George Harrison became enamored with one of the cheerleaders in the movie. He approached her. And he boldly asked her, even without an introduction, "Will you marry me?"
Brusquely she retorted, "No!"
He responded, "Well, will you go out with me?"
She remarked, "No, I've got a boy friend."
When she related this to her friends, they rebuked her by saying, "George Harrison asked you out and you told him you had a boy friend! You fool!"
Ironically she later married Harrison.
Then, Eric Clapton, one of Harrison's best friends fell in love with her.
Clapton once asked her to elope with him.
In the same vein as her first encounter with Harrison, she told Clapton she couldn't because she was married to Harrison.
Discontantly Clapton told her if she didn't he would go off and do heroin for three years.
He penned "Layla" in memory of her and went off on a drug-binge.
Eventually Patty, aka Mrs. Harrison, found Harrison cuckolding Ringo Starr's wife and she divorced him and married Clapton.
Why is it I can remember stories like this, but I have a senior moment remembering what I had for lunch yesterday?
Back to Ephron:
"I went to stand in front of the White House the night Nixon resigned and here's what I have to tell you about it: my wallet was stolen.
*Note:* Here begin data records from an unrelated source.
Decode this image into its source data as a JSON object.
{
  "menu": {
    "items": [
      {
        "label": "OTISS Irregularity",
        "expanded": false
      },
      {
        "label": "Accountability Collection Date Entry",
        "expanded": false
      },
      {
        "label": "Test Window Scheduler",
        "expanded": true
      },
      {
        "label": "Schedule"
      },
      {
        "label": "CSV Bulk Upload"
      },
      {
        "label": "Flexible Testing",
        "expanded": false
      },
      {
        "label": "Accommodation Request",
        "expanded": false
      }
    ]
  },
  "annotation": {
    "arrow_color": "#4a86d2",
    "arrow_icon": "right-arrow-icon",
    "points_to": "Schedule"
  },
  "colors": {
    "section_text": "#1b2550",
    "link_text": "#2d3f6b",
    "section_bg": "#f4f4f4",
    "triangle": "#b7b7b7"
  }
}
"I went to many legendary rock concerts and spent them wondering when they would end and where we would eat afterward and whether the restaurant would still be open and what I would order.
"I went to cover the war in Israel in 1973 but my therapist absolutely forbid me to go to the front.
"I was not at Woodstock, but I might as well have been because I wouldn't remember it anyway."
I digress.
My 18th birthday coincided with the first day of Woodstock: Aug. 15, 1969.
In 2009 approaching my 58th birthday, I told interested friends it was the 40th anniversary of Woodstock and the 40th anniversary of my 18th birthday.
A man heard me talking about this and he bragged that his birthday was also Aug. 15 and his father took him to Woodstock on his 12th birthday.
I asked him about his recollections.
He said he didn't remember any of it because his father had him stoned out on LSD.
What a bummer!
Back to Ephron:
"I am living in the Google years, no question of that. And there are advantages to it. When you forget something, you can whip out your iPhone and go to Google. The Senior Moment has become the Google moment, and it has a much nicer, hipper, younger, more contemporary sound, doesn't it?
"The true Senior Moment is nightmarish. The long search for the answer, the guessing, the self-recrimination, the head-slapping mystification, the frustrated finger-snapping. You just go to Google and retrieve it.
"You can't retrieve your life (unless you're on Wikipedia, in which case you can retrieve an inaccurate version of it)."
So, if you can't remember something, just Google it.
But then will you remember tomorrow or will you have to regurgitate Googling?